For me there are two stories of my adoption. The why and how I became an adoptee and the life of being adopted. In observing other adoptee stories the majority have similar why and how’s, especially we adopted as infants. The ‘being’ adopted differs in the circumstances of the family we become, just as each life differs, being adopted or not.
We adoptees do all possess something alike, something to possibly battle or have shadow us. I have noticed that some seem to embrace it, and use it as their excuse for what ever negative behavior they choose, or negative anything that enters their lives. Others may feel it, encounter it, as they try to develop relationships,grow as parents, as spouses. They will stumble and wonder on worth, and hopefully come out all the stronger on the other side. The ‘IT’ that we all have in common, is our being given away.
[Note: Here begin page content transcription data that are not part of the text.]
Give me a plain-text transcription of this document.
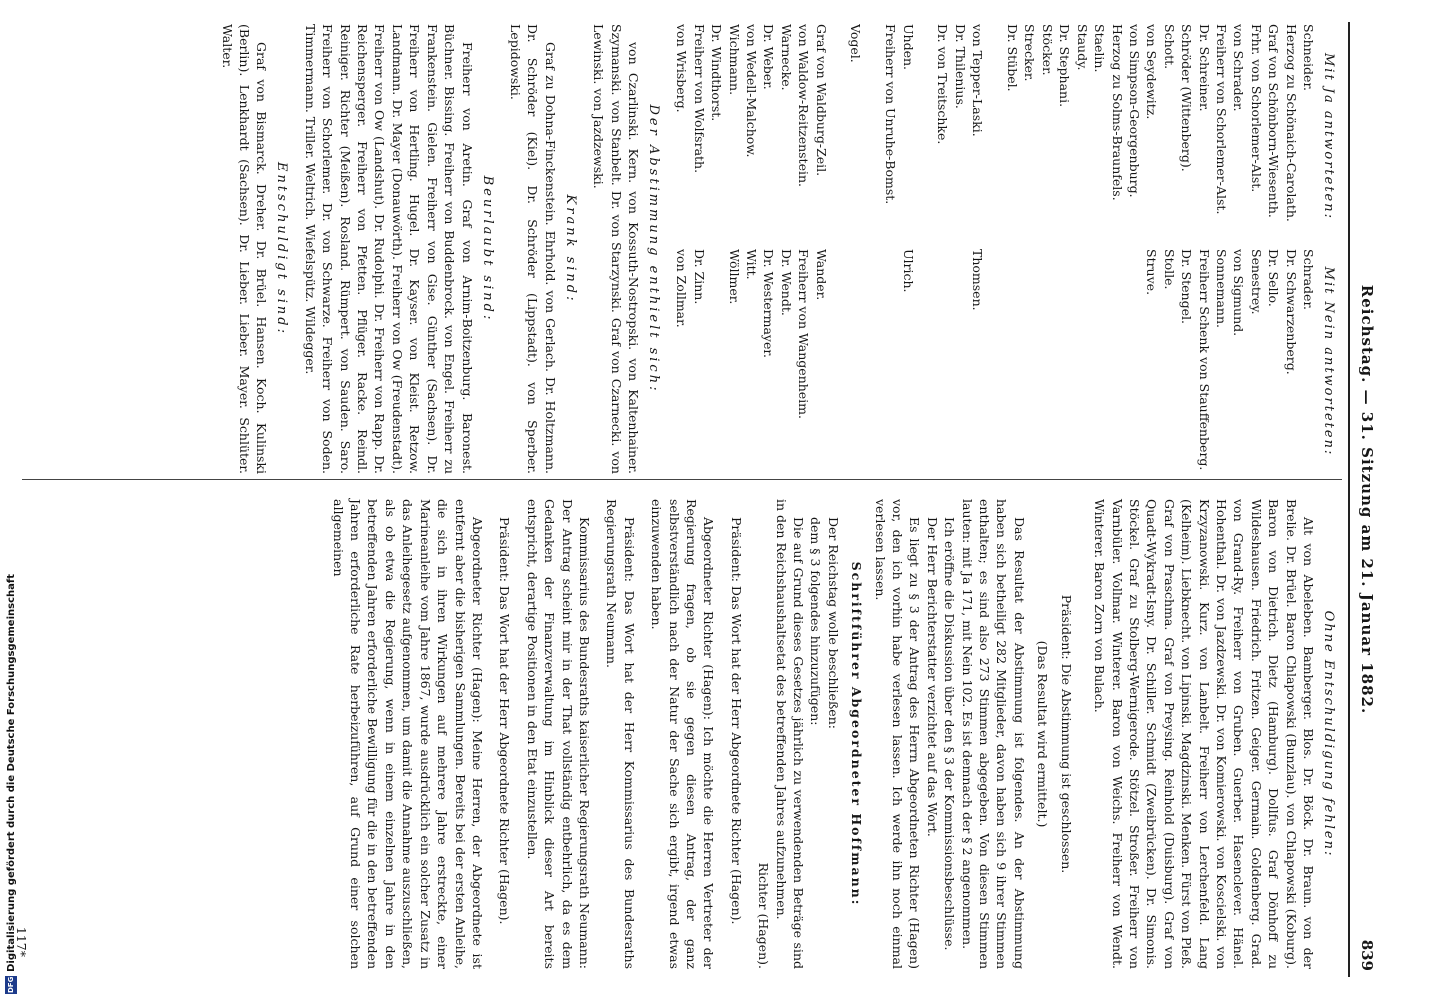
Digitalisierung gefördert durch die Deutsche Forschungsgemeinschaft
DFG
Reichstag. — 31. Sitzung am 21. Januar 1882.
839
Mit Ja antworteten:
Schneider.
Herzog zu Schönaich-Carolath.
Graf von Schönborn-Wiesenth.
Frhr. von Schorlemer-Alst.
von Schrader.
Freiherr von Schorlemer-Alst.
Dr. Schreiner.
Schröder (Wittenberg).
Schott.
von Seydewitz.
von Simpson-Georgenburg.
Herzog zu Solms-Braunfels.
Staelin.
Staudy.
Dr. Stephani.
Stöcker.
Strecker.
Dr. Stübel.

von Tepper-Laski.
Dr. Thilenius.
Dr. von Treitschke.

Uhden.
Freiherr von Unruhe-Bomst.

Vogel.

Graf von Waldburg-Zeil.
von Waldow-Reitzenstein.
Warnecke.
Dr. Weber.
von Wedell-Malchow.
Wichmann.
Dr. Windthorst.
Freiherr von Wolfsrath.
von Wrisberg.
Mit Nein antworteten:
Schrader.
Dr. Schwarzenberg.
Dr. Sello.
Senestrey.
von Sigmund.
Sonnemann.
Freiherr Schenk von Stauffenberg.
Dr. Stengel.
Stolle.
Struve.

Thomsen.

Ulrich.

Wander.
Freiherr von Wangenheim.
Dr. Wendt.
Dr. Westermayer.
Witt.
Wöllmer.

Dr. Zinn.
von Zollmar.
Der Abstimmung enthielt sich:

von Czarlinski. Kern. von Kossuth-Nostropski. von Kaltenhainer. Szymanski. von Stanbelt. Dr. von Starzynski. Graf von Czarnecki. von Lewinski. von Jazdzewski.

Krank sind:

Graf zu Dohna-Finckenstein. Ehrhold. von Gerlach. Dr. Holtzmann. Dr. Schröder (Kiel). Dr. Schröder (Lippstadt). von Sperber. Lepidowski.

Beurlaubt sind:

Freiherr von Aretin. Graf von Arnim-Boitzenburg. Baronest. Büchner. Bissing. Freiherr von Buddenbrock. von Engel. Freiherr zu Frankenstein. Gielen. Freiherr von Gise. Günther (Sachsen). Dr. Freiherr von Hertling. Hugel. Dr. Kayser. von Kleist. Retzow. Landmann. Dr. Mayer (Donauwörth). Freiherr von Ow (Freudenstadt). Freiherr von Ow (Landshut). Dr. Rudolphi. Dr. Freiherr von Rapp. Dr. Reichensperger. Freiherr von Pfetten. Pflüger. Racke. Reindl. Reiniger. Richter (Meißen). Rosland. Rümpert. von Sauden. Saro. Freiherr von Schorlemer. Dr. von Schwarze. Freiherr von Soden. Timmermann. Triller. Weltrich. Wiefelspütz. Wildegger.

Entschuldigt sind:

Graf von Bismarck. Dreher. Dr. Brüel. Hansen. Koch. Kulinski (Berlin). Lenkhardt (Sachsen). Dr. Lieber. Lieber. Mayer. Schlüter. Walter.

Ohne Entschuldigung fehlen:

Alt von Abeleben. Bamberger. Blos. Dr. Böck. Dr. Braun. von der Brelie. Dr. Brüel. Baron Chlapowski (Bunzlau). von Chlapowski (Koburg). Baron von Dietrich. Dietz (Hamburg). Dollfus. Graf Dönhoff zu Wildeshausen. Friedrich. Fritzen. Geiger. Germain. Goldenberg. Grad. von Grand-Ry. Freiherr von Gruben. Guerber. Hasenclever. Hänel. Hohenthal. Dr. von Jazdzewski. Dr. von Komierowski. von Koscielski. von Krzyzanowski. Kurz. von Lanbelt. Freiherr von Lerchenfeld. Lang (Kelheim). Liebknecht. von Lipinski. Magdzinski. Menken. Fürst von Pleß. Graf von Praschma. Graf von Preysing. Reinhold (Duisburg). Graf von Quadt-Wykradt-Isny. Dr. Schiller. Schmidt (Zweibrücken). Dr. Simonis. Stöckel. Graf zu Stolberg-Wernigerode. Stötzel. Stroßer. Freiherr von Varnbüler. Vollmar. Winterer. Baron von Weichs. Freiherr von Wendt. Winterer. Baron Zorn von Bulach.

Präsident: Die Abstimmung ist geschlossen.

(Das Resultat wird ermittelt.)

Das Resultat der Abstimmung ist folgendes. An der Abstimmung haben sich betheiligt 282 Mitglieder, davon haben sich 9 ihrer Stimmen enthalten; es sind also 273 Stimmen abgegeben. Von diesen Stimmen lauten: mit Ja 171, mit Nein 102. Es ist demnach der § 2 angenommen.

Ich eröffne die Diskussion über den § 3 der Kommissionsbeschlüsse.

Der Herr Berichterstatter verzichtet auf das Wort.

Es liegt zu § 3 der Antrag des Herrn Abgeordneten Richter (Hagen) vor, den ich vorhin habe verlesen lassen. Ich werde ihn noch einmal verlesen lassen.

Schriftführer Abgeordneter Hoffmann:

Der Reichstag wolle beschließen:

dem § 3 folgendes hinzuzufügen:

Die auf Grund dieses Gesetzes jährlich zu verwendenden Beträge sind in den Reichshaushaltsetat des betreffenden Jahres aufzunehmen.

Richter (Hagen).

Präsident: Das Wort hat der Herr Abgeordnete Richter (Hagen).

Abgeordneter Richter (Hagen): Ich möchte die Herren Vertreter der Regierung fragen, ob sie gegen diesen Antrag, der ganz selbstverständlich nach der Natur der Sache sich ergibt, irgend etwas einzuwenden haben.

Präsident: Das Wort hat der Herr Kommissarius des Bundesraths Regierungsrath Neumann.

Kommissarius des Bundesraths kaiserlicher Regierungsrath Neumann: Der Antrag scheint mir in der That vollständig entbehrlich, da es dem Gedanken der Finanzverwaltung im Hinblick dieser Art bereits entspricht, derartige Positionen in den Etat einzustellen.

Präsident: Das Wort hat der Herr Abgeordnete Richter (Hagen).

Abgeordneter Richter (Hagen): Meine Herren, der Abgeordnete ist entfernt aber die bisherigen Sammlungen. Bereits bei der ersten Anleihe, die sich in ihren Wirkungen auf mehrere Jahre erstreckte, einer Marineanleihe vom Jahre 1867, wurde ausdrücklich ein solcher Zusatz in das Anleihegesetz aufgenommen, um damit die Annahme auszuschließen, als ob etwa die Regierung, wenn in einem einzelnen Jahre in den betreffenden Jahren erforderliche Bewilligung für die in den betreffenden Jahren erforderliche Rate herbeizuführen, auf Grund einer solchen allgemeinen

117*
Yeah, yeah, yeah, given to a mother and a father (usually). Given to a stable home. Given to a better life. All of this IS better than being raised by a teen/single mom, parents not ‘ready’, drug addict, rape victim who resented, any parent who does not choose to keep their child. If a parent can find a reason to give up custody of a child, and believe in that reason, whether it be selfish, unselfish, logical or illogical, then the child is better with some one who desires to have them. It is exactly that, though, that plays with an adoptees mind, the bio parent reasoned to give us away. Because, if the bio’s really wanted they would found reason to keep. We keep the best out of the a litter of puppies. We go to counseling to keep from leaving a spouse. Parents risk incarceration and break custody court orders, just to keep their children( sometimes their dogs). I have kept kittens from litters, and sobbed when I gave the others away, when I already had too many cats. I have given home to dog’s dumped on on the street to add to my to many others. Parents who have no money and too many children. who have no business having any more keep their 6th ‘little accident’ and find a way. It is those things that I notice, and I really think all adoptees glance at, at least once.
My parents always explained to me the self sacrificing choice my biological mother made, how she loved me so much she did give me to be adopted. I believe that. My mom and dad (as do I) understood the courage it took for this unmarried16 year old to stay pregnant in the 60’s (anytime actually)they knew she could have chosen another way to deal with the pregnancy. They knew the strength it took for her to sign a paper saying she would give her child, to complete strangers. The child that she carried for 9 months, felt growing inside of her, and delivered with much pain. The child she held and held and looked into eyes like her own, or the ‘he’ that was gone. Giving to others, with the hope that her child would be loved with a love as big as the love she was not allowing herself to have. My parents were able to convey this to me. I believe my incubator mother to be a saint. A Joan of Arc. I love her for giving me to my family. I am not angry with my bio mother. I am not angry with God.No anger at all. Bio Mother did nothing TO me, she actually did for me. I thank God for my creation.
I have met my biological family and I know the circumstances of before and after my birth. I know I could not have been ME, with all my genes, without D & L conceiving me. My conception would have been impossible,for just a year after my birth my bio father died. God created me to be. Under whatever circumstances. God did not make my bio’s have premarital sex. He did not make my bio mother choose to not abort. God did not make her put me up for adoption. God did not create me to be adopted. God blessed the adoption, He blessed me with great parents. IF I had been aborted, they probably would have been blessed with another baby girl to adopt. I am not stomping my foot at God, I am so aware of His blessings, and thank Him always for them.
Being adopted and being a receiver of unconditional love has given me an appreciation for relationships All of my family has/have loved me and cared for and about me because I am ‘theirs’. I do not need to be from their gene pool to receive this love, they all choose to see me as ‘them’ and love me as them. Having my bio put aside her own feelings, suffer stigma, so I could be born, then deny her maternal love and give me to the hope of a better life than what she had to offer, I know what sacrificial love means. I have witnessed a pure, unselfish, humble love through my parents, by their never being ‘prideful’ for the good deed they did to take in the poor unwanted child. They always knew me to be a gift from God, the pride they felt was to have received the blessings of their children, my brothers and I. With my being adopted I see the travesty committed by so many who take their families, their loves for granted. They place conditions on the love they give the love they receive. Families cut ties, stop speaking, refuse relationships. Waste blessings from God. Being adopted has given me more than anyone not adopted can imagine. I am blessed beyond measure, and I know it.
Still, though, I become forlorn. I wonder, what if, she had kept me? Would my mother that raised me and loved me as her own and I have had the same conflict if I had actually been her ‘own’? Would I be more secure, less afraid of displeasing others if I had been ‘kept’? Why is it that my bio mother and I don’t visit, don’t have a constant relationship? Is she ever sorry she gave me up? What could have been? What does it feel like to completely and absolutely belong? Does everyone feel misplaced or is it just adopted souls? Or is it just me getting hung up in some old dead ‘tree’?